Он не запомнил этой ночи. Это я стер ему память. Он не должен был запомнить ее, потому что мы были вдвоем. Я держал его за руку и говорил, не переставая, говорил, что не все потеряно, что никогда не бывает так, чтобы потеряно было все – а даже если и так – держись, Петер, Петер Милле, сожми зубы и сузь глаза, ты еще нужен мне и многим, и кто вместо тебя будет проживать твою долгую жизнь? Я говорил, что никакое поражение не бывает окончательным и что бывают такие поражения, которые важнее победы. Я говорил, что без него невозможно быть этому миру, что без него здесь не смогут ни черта, а он говорил мне, что я сволочь, что не помог ему в деле и не предупредил о предательстве, пришедшем отовсюду сразу. Еще он спрашивал про Шанура и Брунгильду, но, клянусь, их судьба мне неизвестна. Он то твердел и укреплялся в решимости драться, то начинал плакать, и я не был уверен в нем до самого утра. Только утром, пройдя с ним по всему мосту до самого его конца, я оставил его там и ушел, унося с собой его память.

… Петер очнулся только на рассвете. Он не помнил, где скитался ночью, что делал и с кем говорил. Странная, пугающая пустота начиналась где-то за переносицей и уходила в глубину, где и терялась. Он сидел на мосту, на самом конце моста, и смотрел на противоположный берег каньона. До него было метров пятнадцать. Мост медленно покачивался, и тот берег плыл перед ним попеременно вправо и влево, и эти плаванья сопровождались глухими всхлипами металла, и изредка вдоль моста, как вдоль обнаженного нерва, пробегала похожая на одновременный говор сотни детей волна – возникала и уходила. Потом сзади возникли еще и шаги, сначала искаженные до неузнаваемости, превращенные в ритмичный перебор сотен струн ненастроенного инструмента, лишь постепенно ставшие именно шагами. Петер помнил, какие ощущения от ходьбы по решетчатому настилу моста – будто одновременно с тобой и на те же самые места наступает кто-то снизу, то есть не совсем одновременно, а с крохотным запозданием, и это вырабатывает особую походку у идущих по мосту. Петер нехотя оглянулся. Это шел Козак.

Петер пододвинулся, и Козак сел рядом.

– Ты чего пришел? – спросил Петер.

– Майор твой попросил тебя найти.

– Камерон? – спросил Петер.

Козак кивнул.

– Христиан не нашелся? – спросил Петер.

– Говорят, он улетел, – сказал Козак хмуро.

– Странно, – сказал Петер.

– Ничего странного. Странно, как еще все не разлетелись.

– Привычка, – сказал Петер.

– Не только.

– А Брунгильда?

– Не знаю.

– Как Камерон? Очень плохо ему?

– На ночь морфий вводили – спал. Язык ему весь порвало и зубы повыбило.

– Видел.

Они помолчали. Утро стремительно превращалось в день, и в этот день следовало еще что-то сделать, потому что так принято в этой жизни.

Мост проплывал мимо того берега, и Козак, вглядываясь в него, сказал вдруг:

– Смотри, снайпер.

Там, где к серой скале прилепился густой куст краснотала, блеснул зайчик в стекле оптического прицела. Козак вяло помахал туда рукой.

– Не стреляй! – крикнул он. – Нихт шиссен! Донт шут! Но сачена!

Из-под куста показался сначала ствол винтовки, потом голова снайпера. Потом снайпер высунулся по пояс.

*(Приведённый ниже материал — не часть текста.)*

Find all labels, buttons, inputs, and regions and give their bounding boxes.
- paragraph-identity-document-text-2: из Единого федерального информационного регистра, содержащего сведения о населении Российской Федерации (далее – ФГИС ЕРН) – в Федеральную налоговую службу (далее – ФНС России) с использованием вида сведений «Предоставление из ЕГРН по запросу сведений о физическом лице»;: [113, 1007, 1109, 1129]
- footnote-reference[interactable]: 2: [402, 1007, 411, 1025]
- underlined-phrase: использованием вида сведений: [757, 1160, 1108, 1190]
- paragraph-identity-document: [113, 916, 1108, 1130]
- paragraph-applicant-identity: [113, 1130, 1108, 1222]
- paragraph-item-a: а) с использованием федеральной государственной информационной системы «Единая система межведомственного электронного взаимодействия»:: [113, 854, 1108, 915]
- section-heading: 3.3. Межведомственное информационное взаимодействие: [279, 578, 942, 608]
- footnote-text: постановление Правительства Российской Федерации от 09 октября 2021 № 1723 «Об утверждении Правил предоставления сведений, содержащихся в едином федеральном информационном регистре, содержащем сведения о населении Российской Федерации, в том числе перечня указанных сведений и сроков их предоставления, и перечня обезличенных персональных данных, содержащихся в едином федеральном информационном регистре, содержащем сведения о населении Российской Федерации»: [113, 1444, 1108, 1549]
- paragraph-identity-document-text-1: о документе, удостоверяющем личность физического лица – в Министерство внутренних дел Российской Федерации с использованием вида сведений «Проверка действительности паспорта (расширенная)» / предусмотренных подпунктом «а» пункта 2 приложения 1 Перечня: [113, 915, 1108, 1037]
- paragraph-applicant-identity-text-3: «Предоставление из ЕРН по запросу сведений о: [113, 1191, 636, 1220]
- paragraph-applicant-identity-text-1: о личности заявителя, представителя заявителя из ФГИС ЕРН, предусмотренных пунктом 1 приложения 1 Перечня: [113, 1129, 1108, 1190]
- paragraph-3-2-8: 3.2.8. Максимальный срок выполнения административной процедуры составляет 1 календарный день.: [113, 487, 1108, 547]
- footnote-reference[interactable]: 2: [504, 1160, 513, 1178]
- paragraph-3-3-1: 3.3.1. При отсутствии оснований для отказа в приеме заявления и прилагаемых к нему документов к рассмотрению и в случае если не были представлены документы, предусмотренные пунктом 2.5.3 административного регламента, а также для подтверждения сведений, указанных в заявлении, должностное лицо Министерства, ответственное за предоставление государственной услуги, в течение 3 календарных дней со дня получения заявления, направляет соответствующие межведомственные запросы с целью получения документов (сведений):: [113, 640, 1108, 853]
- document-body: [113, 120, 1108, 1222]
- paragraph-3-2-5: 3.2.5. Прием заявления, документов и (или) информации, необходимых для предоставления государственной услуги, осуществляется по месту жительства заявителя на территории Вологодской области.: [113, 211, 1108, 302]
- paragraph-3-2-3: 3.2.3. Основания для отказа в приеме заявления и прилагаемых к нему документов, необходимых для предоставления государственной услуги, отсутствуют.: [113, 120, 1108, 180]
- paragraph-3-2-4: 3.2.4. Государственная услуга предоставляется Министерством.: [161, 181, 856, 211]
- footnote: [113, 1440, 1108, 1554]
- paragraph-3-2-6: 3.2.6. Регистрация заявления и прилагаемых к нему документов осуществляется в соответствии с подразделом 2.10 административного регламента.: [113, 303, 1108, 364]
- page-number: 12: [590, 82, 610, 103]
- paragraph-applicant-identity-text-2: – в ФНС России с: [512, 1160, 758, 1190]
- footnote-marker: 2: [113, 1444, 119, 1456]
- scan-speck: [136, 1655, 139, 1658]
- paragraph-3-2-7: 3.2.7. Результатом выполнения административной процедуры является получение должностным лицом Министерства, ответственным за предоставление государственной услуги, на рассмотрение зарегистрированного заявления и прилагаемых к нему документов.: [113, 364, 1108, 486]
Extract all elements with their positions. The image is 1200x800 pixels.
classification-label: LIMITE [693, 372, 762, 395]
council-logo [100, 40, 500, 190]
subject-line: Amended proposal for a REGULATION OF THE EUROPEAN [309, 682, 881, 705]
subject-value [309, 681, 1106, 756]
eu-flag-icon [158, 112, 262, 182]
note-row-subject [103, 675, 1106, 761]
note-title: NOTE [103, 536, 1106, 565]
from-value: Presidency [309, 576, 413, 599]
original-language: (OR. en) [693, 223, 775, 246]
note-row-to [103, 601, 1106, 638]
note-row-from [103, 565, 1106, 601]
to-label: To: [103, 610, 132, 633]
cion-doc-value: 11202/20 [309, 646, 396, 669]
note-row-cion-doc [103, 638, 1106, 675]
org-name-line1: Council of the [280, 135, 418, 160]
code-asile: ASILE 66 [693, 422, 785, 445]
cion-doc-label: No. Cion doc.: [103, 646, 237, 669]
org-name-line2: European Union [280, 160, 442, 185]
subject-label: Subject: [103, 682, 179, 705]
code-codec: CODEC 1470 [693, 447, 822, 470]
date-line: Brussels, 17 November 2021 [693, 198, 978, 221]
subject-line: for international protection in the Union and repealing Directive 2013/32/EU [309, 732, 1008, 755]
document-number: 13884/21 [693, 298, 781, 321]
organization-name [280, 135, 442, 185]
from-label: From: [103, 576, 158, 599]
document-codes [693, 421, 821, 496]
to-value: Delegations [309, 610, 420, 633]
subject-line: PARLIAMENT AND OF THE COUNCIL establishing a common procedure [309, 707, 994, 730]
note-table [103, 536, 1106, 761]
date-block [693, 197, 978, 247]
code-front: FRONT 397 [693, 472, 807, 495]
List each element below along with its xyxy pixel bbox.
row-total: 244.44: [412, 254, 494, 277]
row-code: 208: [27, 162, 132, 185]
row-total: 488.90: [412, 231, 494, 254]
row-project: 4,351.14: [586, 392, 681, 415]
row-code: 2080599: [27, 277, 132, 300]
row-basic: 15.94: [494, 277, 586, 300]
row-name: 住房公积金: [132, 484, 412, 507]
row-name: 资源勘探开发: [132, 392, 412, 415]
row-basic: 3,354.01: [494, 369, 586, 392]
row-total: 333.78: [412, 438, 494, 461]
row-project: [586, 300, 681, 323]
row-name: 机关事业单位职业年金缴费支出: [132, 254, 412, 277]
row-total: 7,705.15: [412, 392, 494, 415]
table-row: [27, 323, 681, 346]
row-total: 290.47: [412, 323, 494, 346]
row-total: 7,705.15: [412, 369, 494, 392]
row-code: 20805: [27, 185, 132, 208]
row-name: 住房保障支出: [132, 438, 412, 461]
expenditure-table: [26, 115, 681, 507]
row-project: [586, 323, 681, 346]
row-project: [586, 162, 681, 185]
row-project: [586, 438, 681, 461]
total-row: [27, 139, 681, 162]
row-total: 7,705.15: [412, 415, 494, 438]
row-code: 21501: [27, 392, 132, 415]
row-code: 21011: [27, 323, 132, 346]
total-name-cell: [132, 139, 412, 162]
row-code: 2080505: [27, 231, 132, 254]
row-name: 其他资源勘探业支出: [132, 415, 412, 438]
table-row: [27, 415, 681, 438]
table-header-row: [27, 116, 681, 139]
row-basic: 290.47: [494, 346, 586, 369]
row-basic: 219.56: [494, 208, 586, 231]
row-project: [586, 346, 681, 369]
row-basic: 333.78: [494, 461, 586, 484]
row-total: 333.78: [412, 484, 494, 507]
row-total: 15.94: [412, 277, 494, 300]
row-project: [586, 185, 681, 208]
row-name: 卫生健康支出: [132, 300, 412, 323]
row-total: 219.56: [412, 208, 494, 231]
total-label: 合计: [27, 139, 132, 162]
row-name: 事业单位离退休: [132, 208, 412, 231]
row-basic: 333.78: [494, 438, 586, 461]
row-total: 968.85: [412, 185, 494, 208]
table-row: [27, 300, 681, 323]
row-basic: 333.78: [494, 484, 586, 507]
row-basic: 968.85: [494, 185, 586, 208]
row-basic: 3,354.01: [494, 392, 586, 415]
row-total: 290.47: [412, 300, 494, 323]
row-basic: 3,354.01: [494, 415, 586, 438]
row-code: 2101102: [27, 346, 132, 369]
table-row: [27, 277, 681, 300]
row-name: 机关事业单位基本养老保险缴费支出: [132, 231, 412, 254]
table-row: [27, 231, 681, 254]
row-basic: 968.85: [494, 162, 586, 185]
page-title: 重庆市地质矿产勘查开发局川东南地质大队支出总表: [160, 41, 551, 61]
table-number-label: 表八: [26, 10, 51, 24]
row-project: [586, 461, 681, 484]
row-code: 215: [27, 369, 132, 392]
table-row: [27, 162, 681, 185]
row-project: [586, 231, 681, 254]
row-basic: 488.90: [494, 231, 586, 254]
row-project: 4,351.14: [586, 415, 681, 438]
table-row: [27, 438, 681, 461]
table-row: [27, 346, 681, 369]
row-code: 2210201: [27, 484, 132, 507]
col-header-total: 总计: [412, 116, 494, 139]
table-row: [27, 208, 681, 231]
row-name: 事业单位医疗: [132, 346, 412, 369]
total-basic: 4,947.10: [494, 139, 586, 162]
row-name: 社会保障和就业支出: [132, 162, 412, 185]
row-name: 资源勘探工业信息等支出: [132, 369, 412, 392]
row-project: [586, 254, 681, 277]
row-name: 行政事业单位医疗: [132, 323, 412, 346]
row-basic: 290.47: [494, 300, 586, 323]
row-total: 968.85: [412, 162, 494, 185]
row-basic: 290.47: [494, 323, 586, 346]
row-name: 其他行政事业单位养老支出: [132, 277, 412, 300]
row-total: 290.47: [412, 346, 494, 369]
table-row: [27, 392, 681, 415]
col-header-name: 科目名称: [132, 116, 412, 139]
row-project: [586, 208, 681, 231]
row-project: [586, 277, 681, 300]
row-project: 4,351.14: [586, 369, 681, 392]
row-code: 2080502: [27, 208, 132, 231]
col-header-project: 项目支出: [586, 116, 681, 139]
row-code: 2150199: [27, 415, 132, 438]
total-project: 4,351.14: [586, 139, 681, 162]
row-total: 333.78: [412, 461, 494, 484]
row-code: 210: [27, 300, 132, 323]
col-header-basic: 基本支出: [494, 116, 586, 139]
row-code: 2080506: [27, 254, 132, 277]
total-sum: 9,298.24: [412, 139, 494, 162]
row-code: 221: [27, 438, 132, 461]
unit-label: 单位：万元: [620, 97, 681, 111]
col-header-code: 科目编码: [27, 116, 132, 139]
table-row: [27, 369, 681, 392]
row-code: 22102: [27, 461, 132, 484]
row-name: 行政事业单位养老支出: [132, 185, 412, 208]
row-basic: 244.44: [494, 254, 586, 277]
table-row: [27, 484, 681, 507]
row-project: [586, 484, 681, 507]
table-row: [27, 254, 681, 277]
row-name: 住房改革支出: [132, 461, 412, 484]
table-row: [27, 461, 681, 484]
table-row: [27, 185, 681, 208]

– Гива у ло смак цу? – спросил он, чтобы было совсем понятно, добавил: – Тобако!

– Закурить просит, – перевел Козак. Он похлопал себя по карманам, посмотрел на Петера. Петер вытащил пачку, заглянул. Там было еще пять сигарок. Он оставил по одной для себя и Козака, выщелкнул из запасной обоймы три патрона и бросил их в коробку для тяжести.

– Лови! – крикнул он и, размахнувшись, бросил пачку снайперу.

Тот поймал ее, сунул сигарку в рот, закурил, выпустил клуб дыма и изобразил на лице блаженство.

– Тенгава ло! – крикнул он. – Блугадрен!

Козак дал Петеру прикурить, закурил сам.

– Война кончится, мост достроим, – сказал он. – Будем друг к другу в гости ездить.

– Угу, – согласился Петер. Он выщелкнул еще один патрон, наклонился вперед, заглянув в головокружительную пропасть, и уронил патрон вниз. Он был долго виден – летящей желтой искоркой. Потом исчез.